President Trump is losing.

There are few sentences which run more directly against Trump’s long-cultivated brand, but it’s true. The president who promised his supporters that they would get tired of winning is on the brink of losing — not for the first time, but never in a more public way. The increasing franticness of his outreach, those last-minute media appearances and the wild swings in his decision-making, has been chalked up to the medication he’s taking to combat the coronavirus. But they might also be read as the last-minute efforts of a candidate who’s down in the polls and dropping.

The national polling average from FiveThirtyEight tells the story. Trump’s deficit against former vice president Joe Biden is widening. National polling doesn’t win elections, as Hillary Clinton can attest — but if the state polling averages are as wrong as they were in 2016, Biden still wins by more than 100 electoral votes as of writing.

Show average, including

Arrows at right show the actual vote margin in each year.

Your browser cannot display this graph.

But why? Why might Trump’s narrow popular-vote loss in 2016 become a more dramatic rejection of the incumbent president?
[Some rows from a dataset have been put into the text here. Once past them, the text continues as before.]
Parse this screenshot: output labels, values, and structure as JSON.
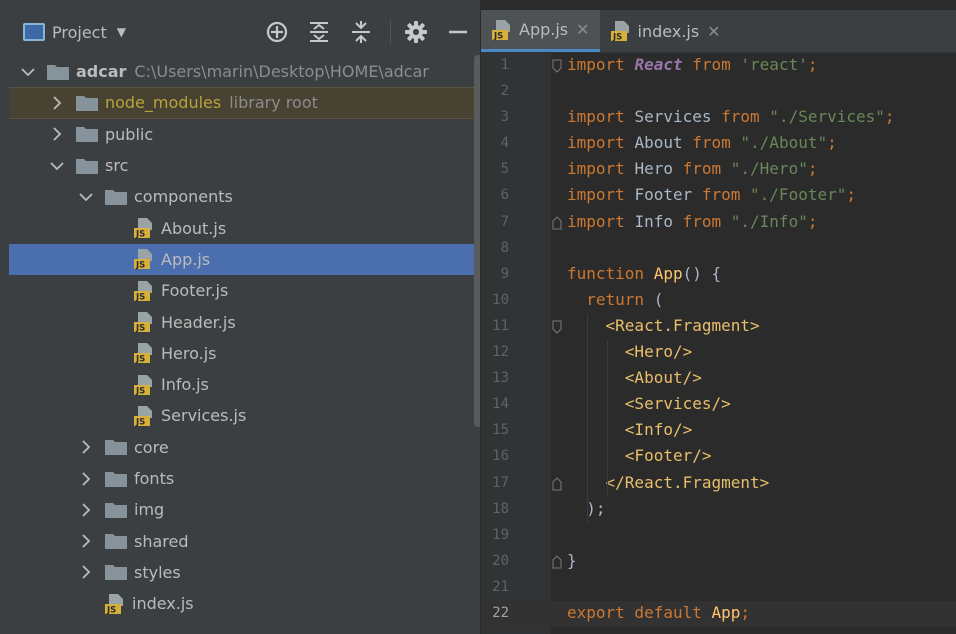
{
  "project_panel": {
    "title": "Project",
    "header_icons": [
      "crosshair-icon",
      "expand-all-icon",
      "collapse-all-icon",
      "gear-icon",
      "minimize-icon"
    ],
    "tree": [
      {
        "depth": 0,
        "type": "folder",
        "expanded": true,
        "name": "adcar",
        "hint": "C:\\Users\\marin\\Desktop\\HOME\\adcar",
        "bold": true
      },
      {
        "depth": 1,
        "type": "folder",
        "expanded": false,
        "name": "node_modules",
        "hint": "library root",
        "library": true
      },
      {
        "depth": 1,
        "type": "folder",
        "expanded": false,
        "name": "public"
      },
      {
        "depth": 1,
        "type": "folder",
        "expanded": true,
        "name": "src"
      },
      {
        "depth": 2,
        "type": "folder",
        "expanded": true,
        "name": "components"
      },
      {
        "depth": 3,
        "type": "js",
        "name": "About.js"
      },
      {
        "depth": 3,
        "type": "js",
        "name": "App.js",
        "selected": true
      },
      {
        "depth": 3,
        "type": "js",
        "name": "Footer.js"
      },
      {
        "depth": 3,
        "type": "js",
        "name": "Header.js"
      },
      {
        "depth": 3,
        "type": "js",
        "name": "Hero.js"
      },
      {
        "depth": 3,
        "type": "js",
        "name": "Info.js"
      },
      {
        "depth": 3,
        "type": "js",
        "name": "Services.js"
      },
      {
        "depth": 2,
        "type": "folder",
        "expanded": false,
        "name": "core"
      },
      {
        "depth": 2,
        "type": "folder",
        "expanded": false,
        "name": "fonts"
      },
      {
        "depth": 2,
        "type": "folder",
        "expanded": false,
        "name": "img"
      },
      {
        "depth": 2,
        "type": "folder",
        "expanded": false,
        "name": "shared"
      },
      {
        "depth": 2,
        "type": "folder",
        "expanded": false,
        "name": "styles"
      },
      {
        "depth": 2,
        "type": "js",
        "name": "index.js"
      }
    ]
  },
  "editor": {
    "tabs": [
      {
        "label": "App.js",
        "active": true
      },
      {
        "label": "index.js",
        "active": false
      }
    ],
    "close_glyph": "✕",
    "current_line": 22,
    "lines": [
      {
        "n": "1",
        "fold": "open",
        "tokens": [
          [
            "kw",
            "import "
          ],
          [
            "react",
            "React"
          ],
          [
            "kw",
            " from "
          ],
          [
            "str",
            "'react'"
          ],
          [
            "kw",
            ";"
          ]
        ]
      },
      {
        "n": "2",
        "tokens": []
      },
      {
        "n": "3",
        "tokens": [
          [
            "kw",
            "import "
          ],
          [
            "plain",
            "Services"
          ],
          [
            "kw",
            " from "
          ],
          [
            "str",
            "\"./Services\""
          ],
          [
            "kw",
            ";"
          ]
        ]
      },
      {
        "n": "4",
        "tokens": [
          [
            "kw",
            "import "
          ],
          [
            "plain",
            "About"
          ],
          [
            "kw",
            " from "
          ],
          [
            "str",
            "\"./About\""
          ],
          [
            "kw",
            ";"
          ]
        ]
      },
      {
        "n": "5",
        "tokens": [
          [
            "kw",
            "import "
          ],
          [
            "plain",
            "Hero"
          ],
          [
            "kw",
            " from "
          ],
          [
            "str",
            "\"./Hero\""
          ],
          [
            "kw",
            ";"
          ]
        ]
      },
      {
        "n": "6",
        "tokens": [
          [
            "kw",
            "import "
          ],
          [
            "plain",
            "Footer"
          ],
          [
            "kw",
            " from "
          ],
          [
            "str",
            "\"./Footer\""
          ],
          [
            "kw",
            ";"
          ]
        ]
      },
      {
        "n": "7",
        "fold": "close",
        "tokens": [
          [
            "kw",
            "import "
          ],
          [
            "plain",
            "Info"
          ],
          [
            "kw",
            " from "
          ],
          [
            "str",
            "\"./Info\""
          ],
          [
            "kw",
            ";"
          ]
        ]
      },
      {
        "n": "8",
        "tokens": []
      },
      {
        "n": "9",
        "tokens": [
          [
            "kw",
            "function "
          ],
          [
            "fn",
            "App"
          ],
          [
            "plain",
            "() {"
          ]
        ]
      },
      {
        "n": "10",
        "tokens": [
          [
            "plain",
            "  "
          ],
          [
            "kw",
            "return "
          ],
          [
            "plain",
            "("
          ]
        ]
      },
      {
        "n": "11",
        "fold": "open",
        "tokens": [
          [
            "plain",
            "    "
          ],
          [
            "tag",
            "<React.Fragment>"
          ]
        ]
      },
      {
        "n": "12",
        "tokens": [
          [
            "plain",
            "      "
          ],
          [
            "tag",
            "<Hero/>"
          ]
        ]
      },
      {
        "n": "13",
        "tokens": [
          [
            "plain",
            "      "
          ],
          [
            "tag",
            "<About/>"
          ]
        ]
      },
      {
        "n": "14",
        "tokens": [
          [
            "plain",
            "      "
          ],
          [
            "tag",
            "<Services/>"
          ]
        ]
      },
      {
        "n": "15",
        "tokens": [
          [
            "plain",
            "      "
          ],
          [
            "tag",
            "<Info/>"
          ]
        ]
      },
      {
        "n": "16",
        "tokens": [
          [
            "plain",
            "      "
          ],
          [
            "tag",
            "<Footer/>"
          ]
        ]
      },
      {
        "n": "17",
        "fold": "close",
        "tokens": [
          [
            "plain",
            "    "
          ],
          [
            "tag",
            "</React.Fragment>"
          ]
        ]
      },
      {
        "n": "18",
        "tokens": [
          [
            "plain",
            "  );"
          ]
        ]
      },
      {
        "n": "19",
        "tokens": []
      },
      {
        "n": "20",
        "fold": "close",
        "tokens": [
          [
            "plain",
            "}"
          ]
        ]
      },
      {
        "n": "21",
        "tokens": []
      },
      {
        "n": "22",
        "tokens": [
          [
            "kw",
            "export default "
          ],
          [
            "fn",
            "App"
          ],
          [
            "kw",
            ";"
          ]
        ]
      }
    ]
  },
  "colors": {
    "keyword": "#cc7832",
    "string": "#6a8759",
    "react": "#9876aa",
    "function": "#ffc66d",
    "tag": "#e8bf6a",
    "selection": "#4b6eaf",
    "folder": "#87939a",
    "js_badge": "#d7b03c"
  }
}
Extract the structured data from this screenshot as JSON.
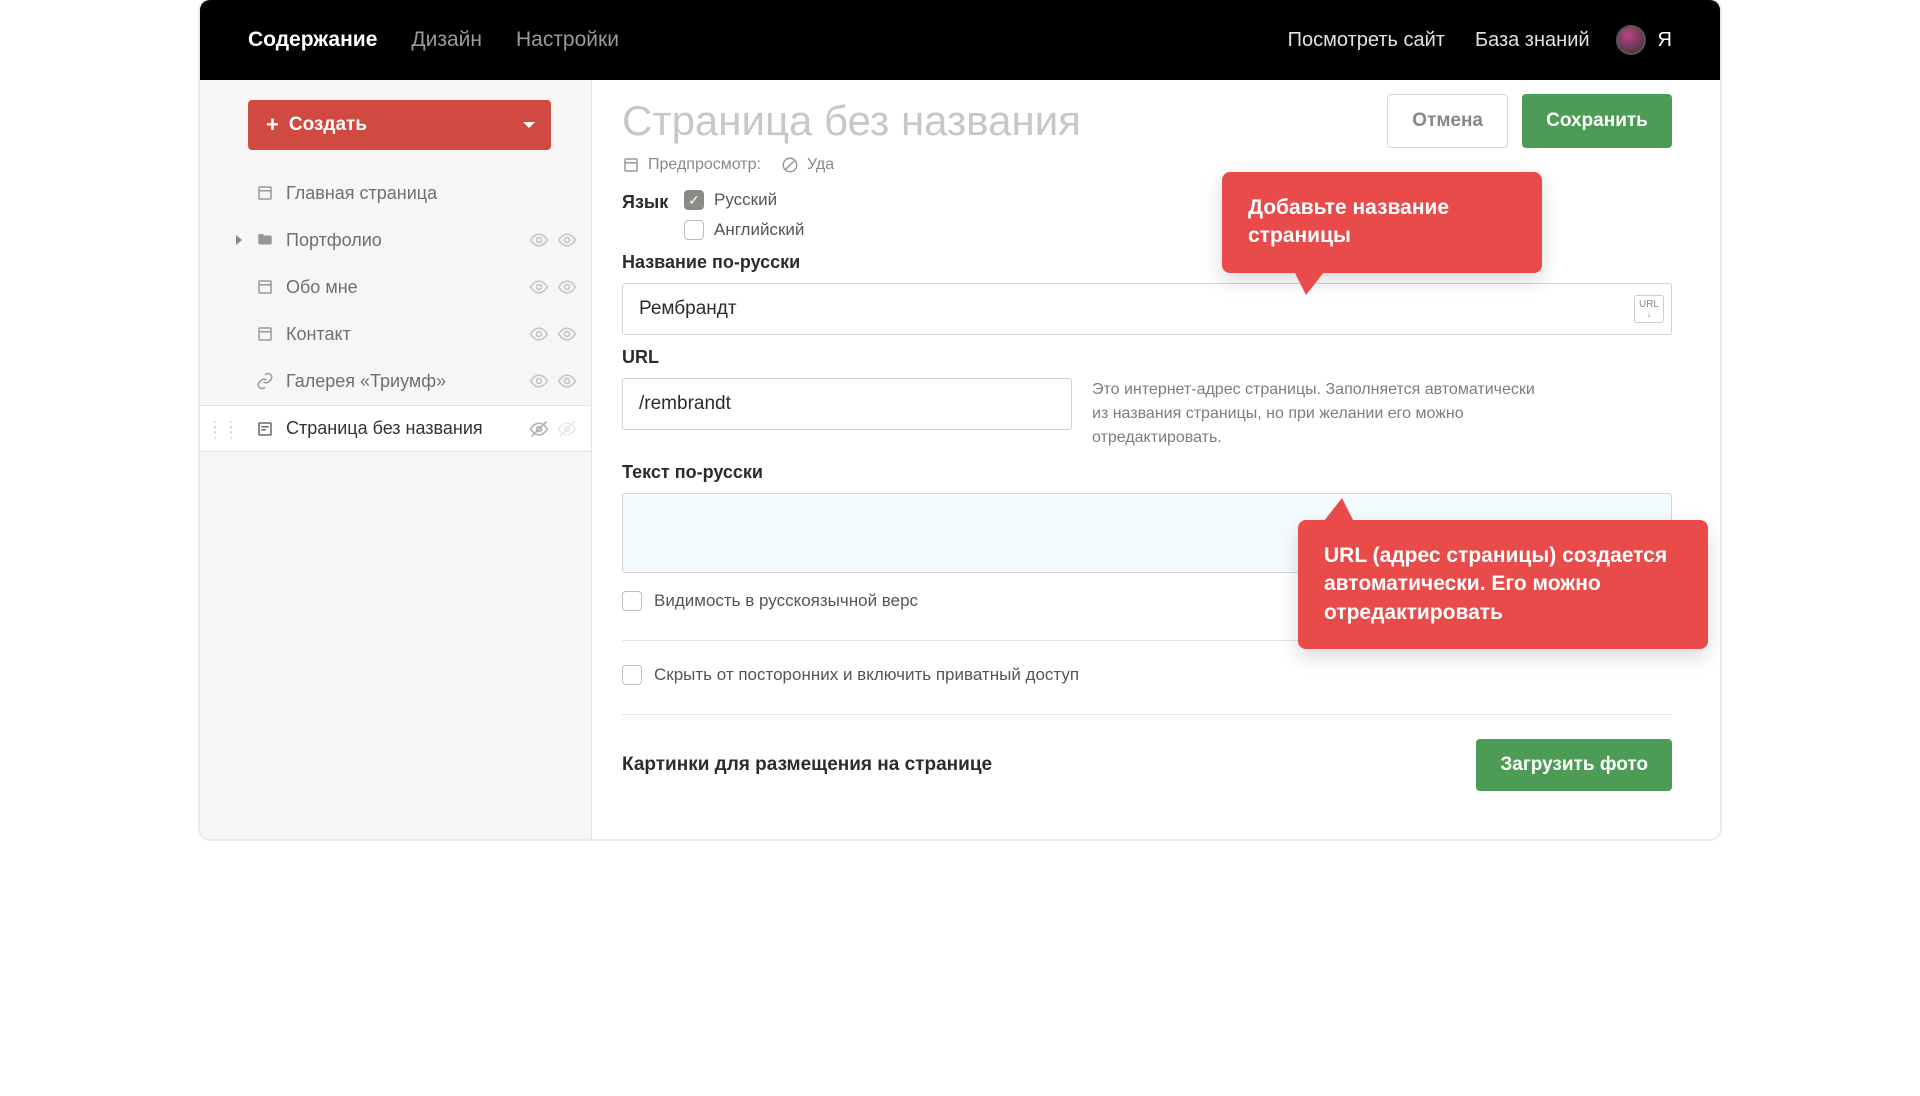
{
  "topbar": {
    "nav": [
      "Содержание",
      "Дизайн",
      "Настройки"
    ],
    "active_index": 0,
    "right": [
      "Посмотреть сайт",
      "База знаний"
    ],
    "user_initial": "Я"
  },
  "sidebar": {
    "create_label": "Создать",
    "items": [
      {
        "label": "Главная страница",
        "icon": "page",
        "has_children": false,
        "vis": false
      },
      {
        "label": "Портфолио",
        "icon": "folder",
        "has_children": true,
        "vis": true
      },
      {
        "label": "Обо мне",
        "icon": "page",
        "has_children": false,
        "vis": true
      },
      {
        "label": "Контакт",
        "icon": "page",
        "has_children": false,
        "vis": true
      },
      {
        "label": "Галерея «Триумф»",
        "icon": "link",
        "has_children": false,
        "vis": true
      },
      {
        "label": "Страница без названия",
        "icon": "textpage",
        "has_children": false,
        "vis": true,
        "active": true
      }
    ]
  },
  "main": {
    "title": "Страница без названия",
    "cancel": "Отмена",
    "save": "Сохранить",
    "tools": {
      "preview": "Предпросмотр:",
      "disable": "Уда"
    },
    "lang_label": "Язык",
    "lang_ru": "Русский",
    "lang_en": "Английский",
    "name_label": "Название по-русски",
    "name_value": "Рембрандт",
    "url_label": "URL",
    "url_value": "/rembrandt",
    "url_help": "Это интернет-адрес страницы. Заполняется автоматически из названия страницы, но при желании его можно отредактировать.",
    "url_btn_text": "URL",
    "text_label": "Текст по-русски",
    "visibility_label": "Видимость в русскоязычной верс",
    "private_label": "Скрыть от посторонних и включить приватный доступ",
    "images_title": "Картинки для размещения на странице",
    "upload_label": "Загрузить фото"
  },
  "tooltip1": "Добавьте название страницы",
  "tooltip2": "URL (адрес страницы) создается автоматически. Его можно отредактировать"
}
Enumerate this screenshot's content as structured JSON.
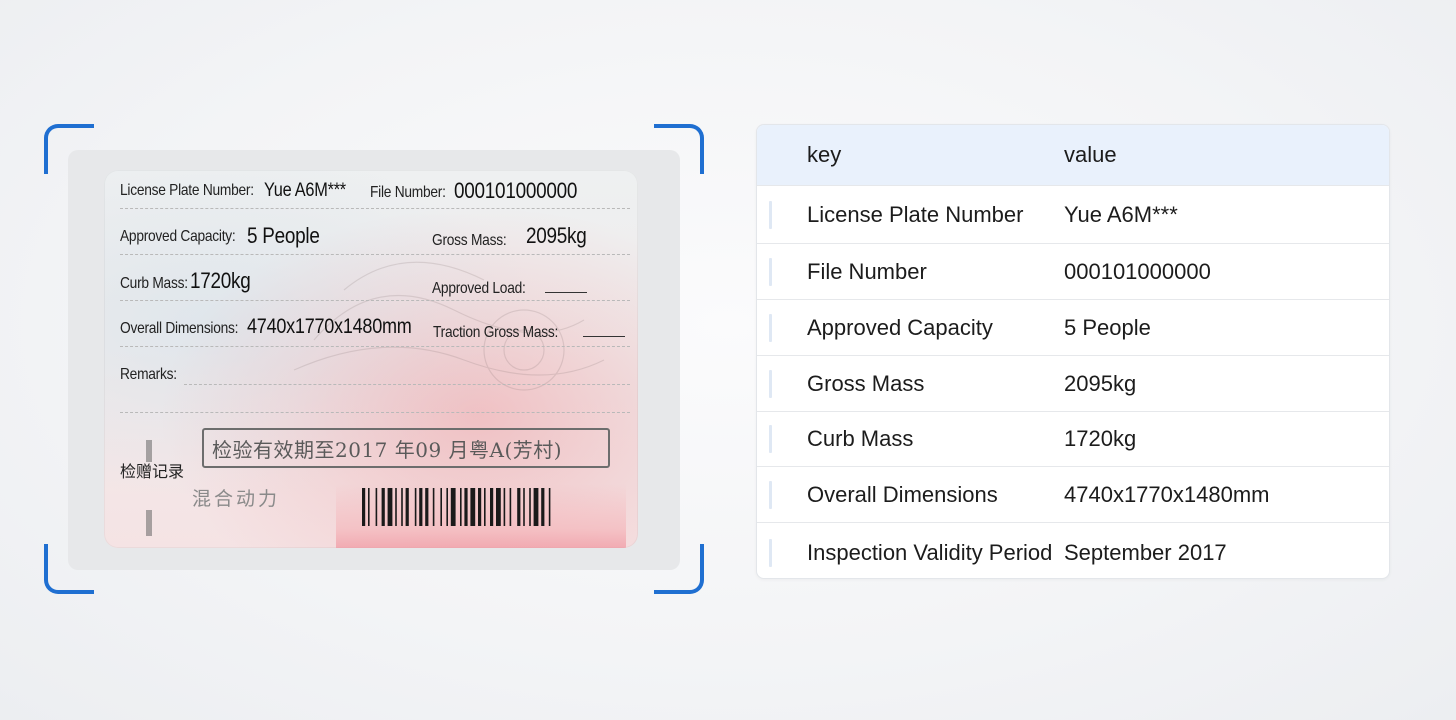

Detailed new polling from Pew Research Center shows how the electorate has shifted away from Trump over the past four years. Two years ago, the research firm compiled a picture of the 2016 electorate validated against actual voter rolls. Comparing the demographic data from that analysis to the results of a new national poll — in which Trump trails by 10 points — allows us to see both current support and how that support has changed.

On the graph below, groups (listed at left) are ordered from biggest shift toward Biden to biggest shift toward Trump.

(For some groups, the 2016 data isn’t a perfect fit. Pew’s data for that election, for example, breaks household income around $75,000 instead of $80,000, a subtle enough difference that we drew the comparison anyway.)

Let’s start at the bottom. Trump’s position has improved relative to 2016 with a number of non-White groups, including Black women, Hispanic men and two non-White religious groups. This has been a concerted focus of Trump’s, with constant appeals to both groups. He’s made headway, which could help in a close election, either by dampening turnout for Biden or reducing Biden’s margins with the groups. But those groups still favor Biden by wide margins.

The problem for Trump is that, while he’s gained slightly with non-White voters, he’s seen erosion with key groups of White voters. Yes, he’s improved 18 points on net with Hispanic Catholics. But he’s dropped 25 points with White Catholics, a group which made up almost three times as many voters in the 2016 election.

Trump’s base has long been White men without college educations. He still leads with that group, according to Pew, but his support has dropped 23 points. Why? Trump’s own support with that group is down from 73 percent among 2016 voters to 60 percent in the new Pew poll, while Biden outperforms Clinton by 10 points.

This gets at an obvious disadvantage that Trump faces this year: His opponent is viewed much more favorably than his opponent four years ago. In September 2016, Trump was still seen with some skepticism by Republicans who ended up voting for him anyway, so his net favorability (those who view him favorably minus those who don’t) was minus-24, according to polling from Quinnipiac University.

Clinton’s, though, was minus-17, and, on Election Day, Trump won voters who viewed both candidates unfavorably by 17 points.

Now, Trump’s net favorability has improved to minus-14. But Biden’s is a wash; he’s seen as favorably as he is unfavorably.

In other words, the favorability gap for Trump is now twice as large as it was four years ago. Quinnipiac polling has further shown that voters who view both Biden and Trump unfavorably prefer Biden by more than 20 points.

That’s probably a significant part of why Pew finds big margins among nonpartisan groups, like independents (who prefer Biden by 18 points) or those who voted for a third-party candidate in 2016 (where Biden leads by 23).

Among those who didn’t vote four years ago, Biden leads by 16 points.

Not all of Trump’s current position is a function of his opponent, of course. His consistently low approval ratings, particularly on his handling of the coronavirus pandemic, make it much easier for voters to turn away from him. That the alternative is seen as more palatable to many voters, especially White men (who were a third of the vote in 2016) is an advantage.

Pew’s poll doesn’t show a huge shift among women or older voters, two demographic groups that have been key to Biden’s advantage in other polls. In fact, Pew’s data shows little change with either group relative to 2016. Combining no change with women with erosion among men, though, yields a big Biden advantage.

This is one poll, albeit one which offers more detailed demographic breakdowns and a clean comparison to 2016. The story it tells is an uncomplicated one: Trump’s seen a broad erosion of support without improvement among large voting blocs. Among the 50-plus groups in Pew’s data for which we can compare 2016 and 2020, Biden does better than Clinton with 44 while Trump improves among 14.

Trump may still win the election. But that’s why he’s currently losing.